05thebrownsisters_ss-slide-YT27-superJumbo

And here is the final photograph. What an incredible record. It is a long way from being a novel in that we know nothing about the sisters, apart from their names – Heather, Mimi, Bebe and Laurie (Bebe is Nicholas Nixon the photographer’s wife) – but still one keeps comparing the pictures with fiction because ‘as we come to the last pictures, we feel the final inevitability that, as Nixon says, “Everyone won’t be here forever”‘ (Susan Minot in the New York Times). Yet, unlike in fiction, ‘the sisters’ privacy has remained of utmost concern to the artist, and it shows in the work. Year after year, up to the last stunning shot with its triumphant shadowy mood, their faces and stances say, Yes, we will give you our image, but nothing else.’

22 January 2015

The-Brown-Sisters-2002

This is 2002. They all four look beautiful but weary: they are presumably all super-busy with jobs and children and relationships and houses – and life.

21 January 2015

1994

Now it’s 1994 and here is an article in Elle which helps to define why we find these photographs so mesmerising. It’s because ‘the images are closer to invoking the actual experience of being a woman—being a sister, a wife, a mother, a daughter—than most one-dimensional pictures can’. (Oops, is there something wrong with the grammar? But the point is well made.) It’s the same reason we read fiction of course. They Were Sisters anyone? In novels, as in these photographs, ‘it is not actually vanity that we are ultimately faced with, but the all too brief duration of life.

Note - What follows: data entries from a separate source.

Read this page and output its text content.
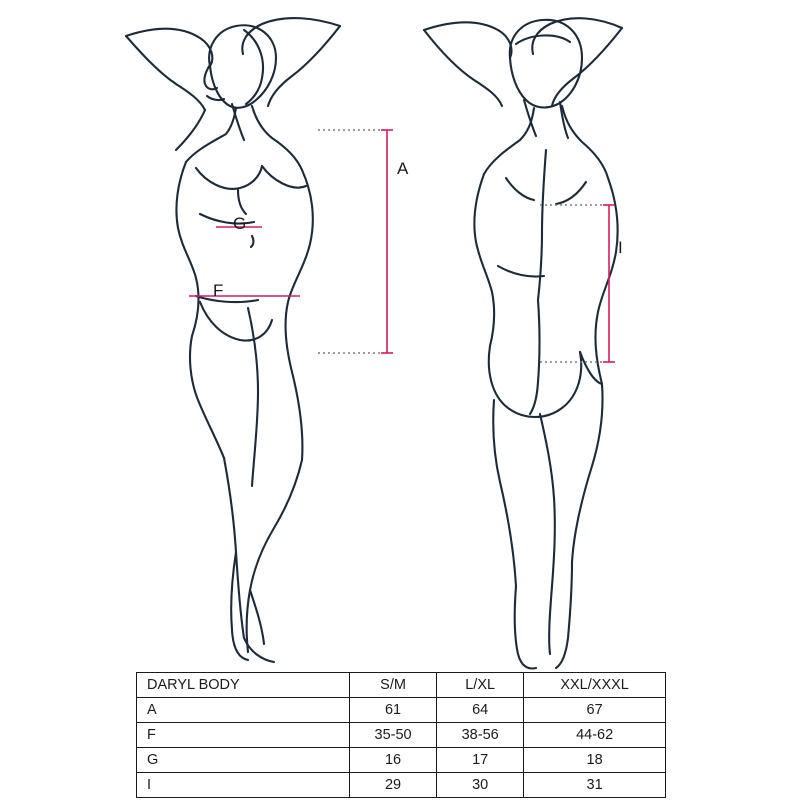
A
G
F
I
DARYL BODY	S/M	L/XL	XXL/XXXL
A	61	64	67
F	35-50	38-56	44-62
G	16	17	18
I	29	30	31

Not only do we change, age, grow old, and one day die—but we do so as suddenly as the eye can sweep between forty still-life portraits.’

20 January 2015

1986

‘Who are these sisters? We’re never told (though we know their names: from left, Heather, Mimi, Bebe and Laurie; Bebe, of the penetrating gaze, is Nicholas Nixon’s wife)’ writes Susan Minot (whose novels are definitely among ‘the fifty books we wish we had published’ on our shop table) in an excellent piece about the photographs in the New York Times here. This is 1986.

19 January 2015

1975

Many Persephone readers, especially American ones, will be familiar with the forty photographs of The Brown Sisters by Nicholas Nixon, but until they were published in the Financial Times two weeks ago none of us in the shop had seen them. The photographs, which were on display at the Museum of Modern Art in New York until last week and have now been published in a book, show the four sisters in the same pose every year. Today: 1975.

16 January 2015

paris

In the office we thought it would have been better if the new Charlie Hebdo cover had had images of (an older) Christ, the Buddha, a Greek Orthodox Patriarch, an orthodox Jew – as well as Mohammad – all of them saying Tout est pardonné. But perhaps we Brits can’t really understand French satire. Wonderful of the Muslim Association of Great Britain to say: ‘Muslims should react in the same way as our prophet – with calmness, grace and the best of manners.’ Very well put. Live and let live.

15 January 2015

Jewish relations

Friends and relations of the Parisians murdered in the Jewish supermarket.